Personal information
- Full name: Bradley Norton
- Date of birth: 11 January 1991 (age 35)
- Place of birth: Melbourne, Australia
- Position: Left back

Team information
- Current team: South Melbourne
- Number: 11

Youth career
- 2007: Essendon Royals SC
- 2008: Port Melbourne SC
- 2009: Melbourne Knights
- 2009: Melbourne Victory

Senior career*
- Years: Team / Apps / (Gls)
- 2008: Port Melbourne
- 2009: Melbourne Knights / 7 / (0)
- 2010: Northcote City / 19 / (4)
- 2010–2011: Adelaide United / 2 / (0)
- 2012–: South Melbourne / 231 / (12)

= Bradley Norton =

Australian soccer player

Bradley Norton (born 11 January 1991) is an Australian soccer player who plays for and captains South Melbourne FC in the NPL Victoria.

==Career==

Norton made his first appearances at senior level in 2008 with Port Melbourne Sharks.

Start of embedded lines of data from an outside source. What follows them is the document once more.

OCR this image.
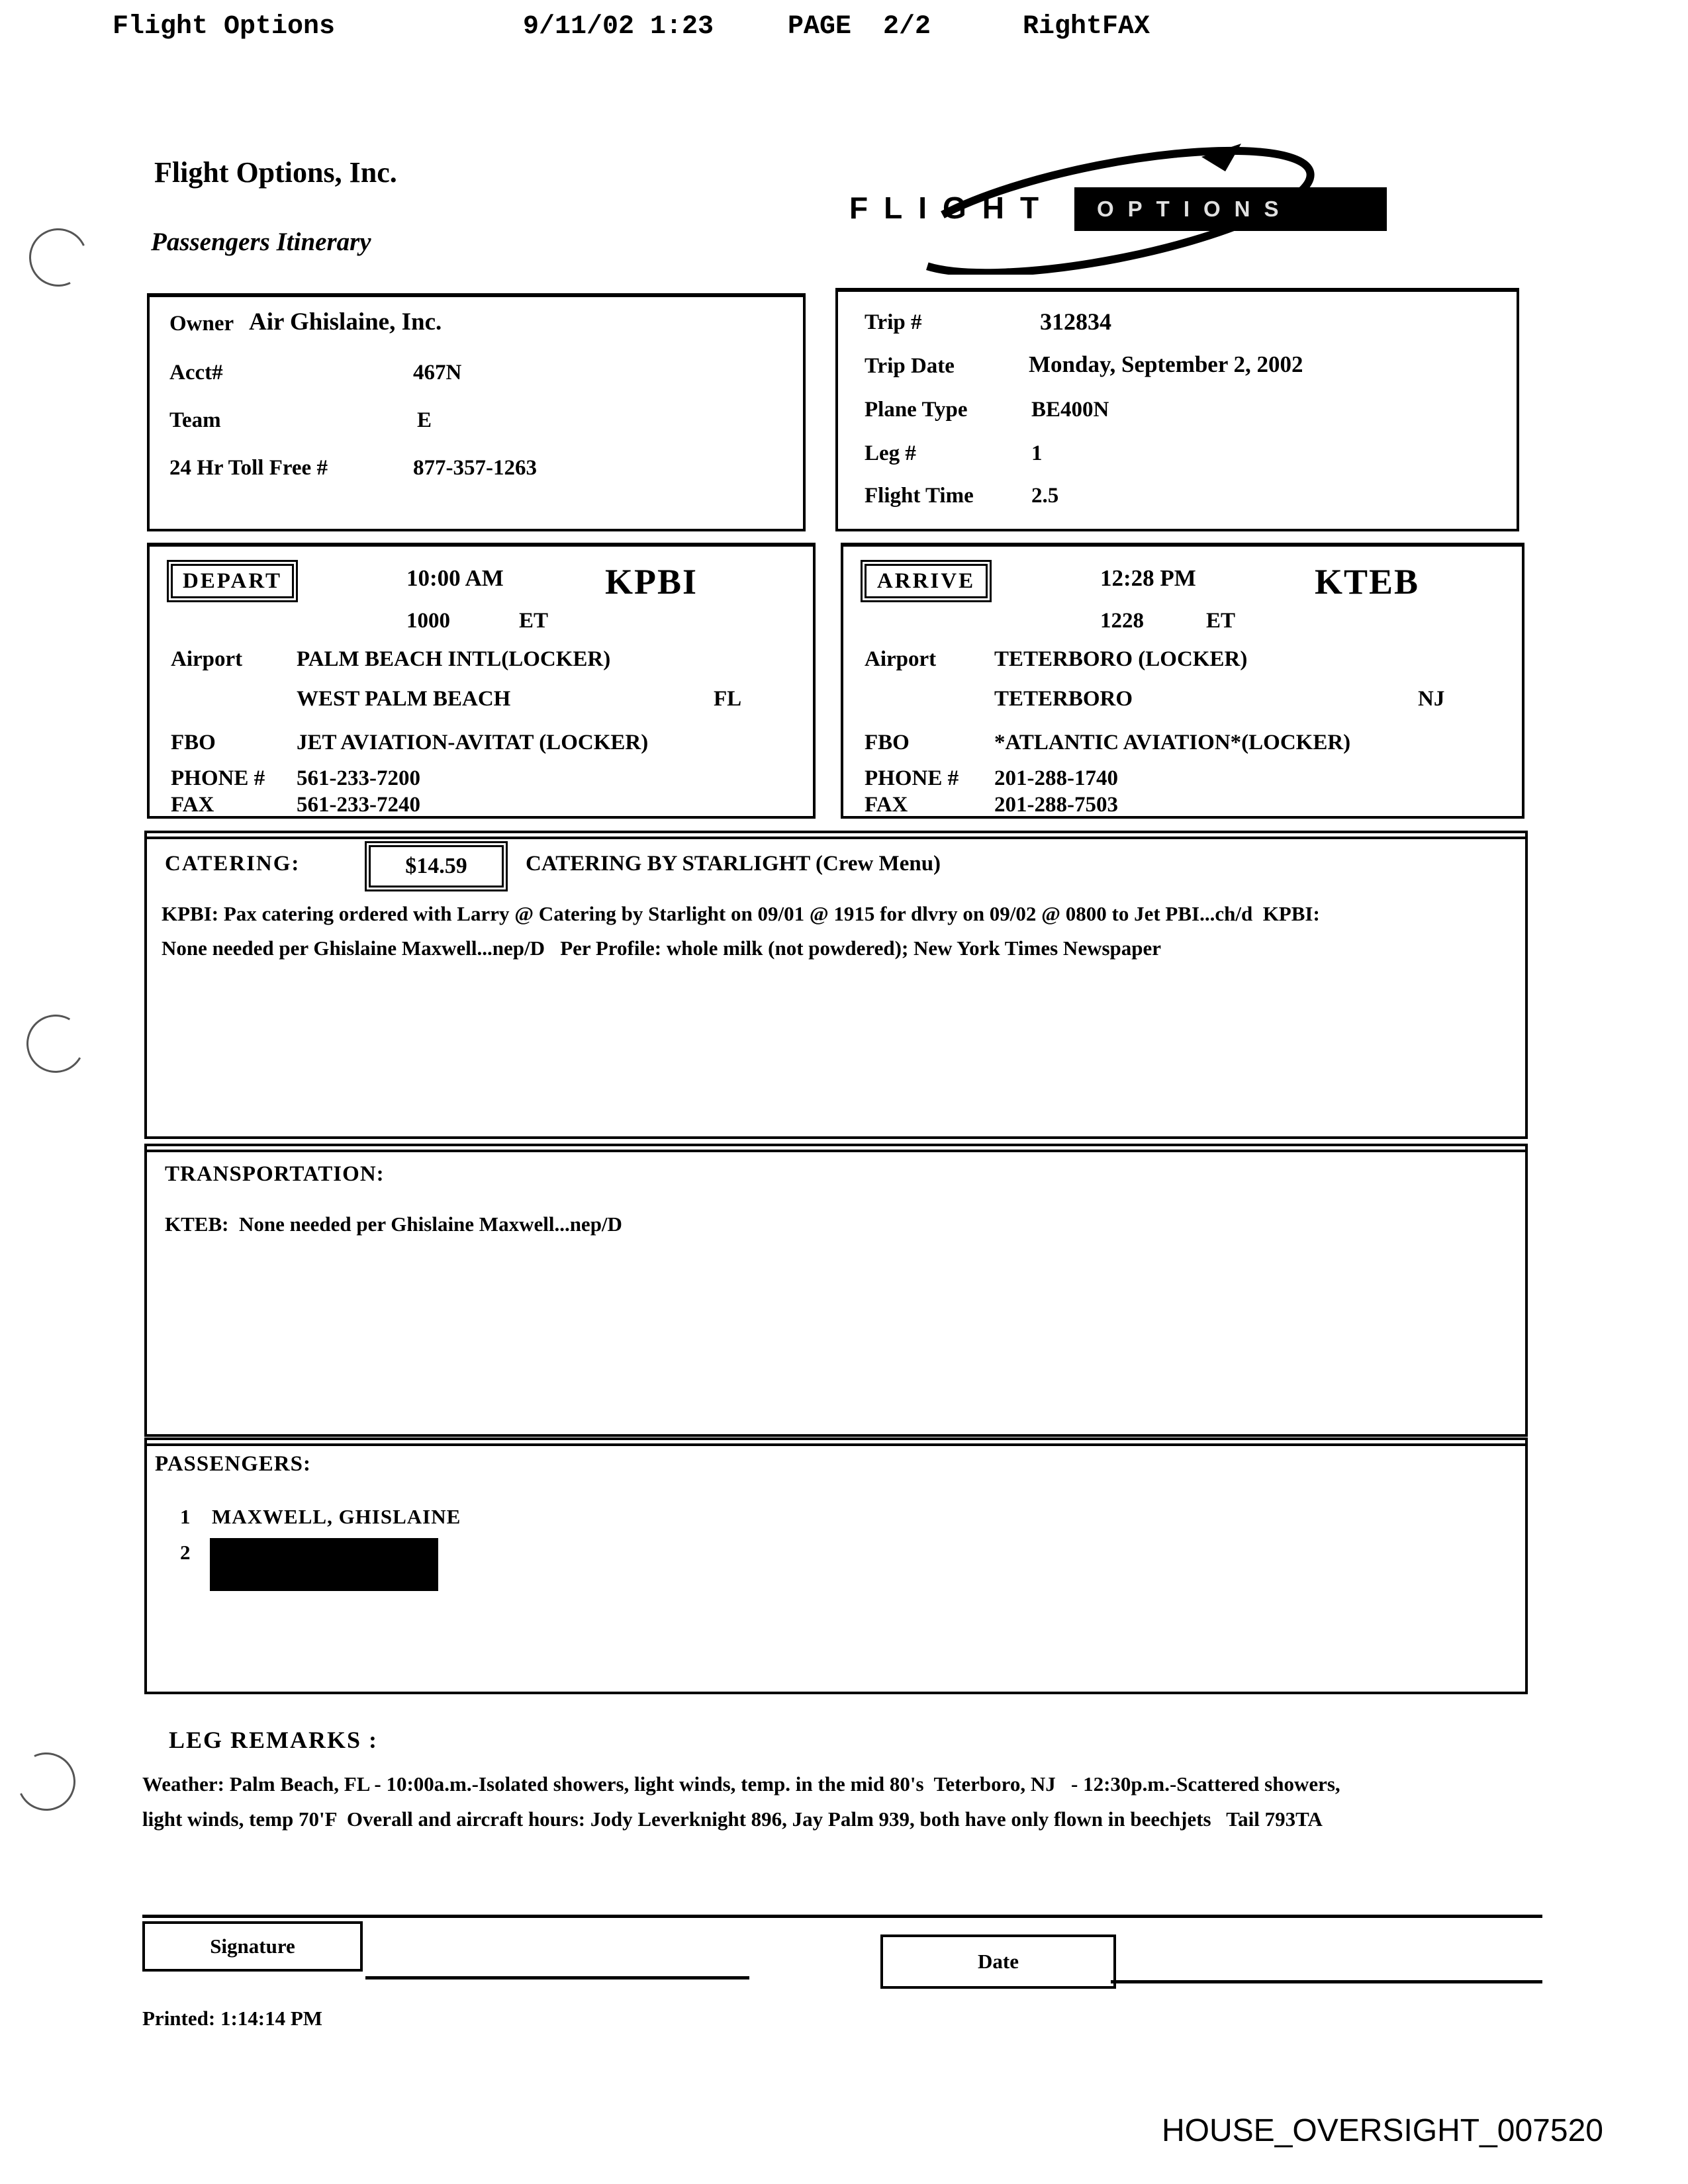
Flight Options	9/11/02 1:23	PAGE  2/2	RightFAX
Flight Options, Inc.
Passengers Itinerary
FLIGHT	OPTIONS
Owner Air Ghislaine, Inc.
Acct#	467N
Team	E
24 Hr Toll Free #	877-357-1263
Trip #	312834
Trip Date	Monday, September 2, 2002
Plane Type	BE400N
Leg #	1
Flight Time	2.5
DEPART	10:00 AM	KPBI
1000	ET
Airport PALM BEACH INTL(LOCKER)
WEST PALM BEACH	FL
FBO	JET AVIATION-AVITAT (LOCKER)
PHONE # 561-233-7200
FAX	561-233-7240
ARRIVE	12:28 PM	KTEB
1228	ET
Airport	TETERBORO (LOCKER)
TETERBORO	NJ
FBO	*ATLANTIC AVIATION*(LOCKER)
PHONE # 201-288-1740
FAX	201-288-7503
CATERING:	$14.59	CATERING BY STARLIGHT (Crew Menu)
KPBI: Pax catering ordered with Larry @ Catering by Starlight on 09/01 @ 1915 for dlvry on 09/02 @ 0800 to Jet PBI...ch/d  KPBI:
None needed per Ghislaine Maxwell...nep/D   Per Profile: whole milk (not powdered); New York Times Newspaper
TRANSPORTATION:
KTEB:  None needed per Ghislaine Maxwell...nep/D
PASSENGERS:
1 MAXWELL, GHISLAINE
2
LEG REMARKS :
Weather: Palm Beach, FL - 10:00a.m.-Isolated showers, light winds, temp. in the mid 80's  Teterboro, NJ   - 12:30p.m.-Scattered showers,
light winds, temp 70'F  Overall and aircraft hours: Jody Leverknight 896, Jay Palm 939, both have only flown in beechjets   Tail 793TA
Signature
Date
Printed: 1:14:14 PM
HOUSE_OVERSIGHT_007520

He then moved to Melbourne Knights in 2009 before being selected in the Melbourne Victory youth squad for 2009–10 season.

===Adelaide United===
Norton initially joined Adelaide United as youth team player in 2010. He made his senior debut for Adelaide on 24 September 2010 replacing Joe Keenan in the 87th minute in the game against Perth Glory. and was later signed to a senior contract with the club. He was released by Adelaide in September 2011 to return to his hometown Melbourne.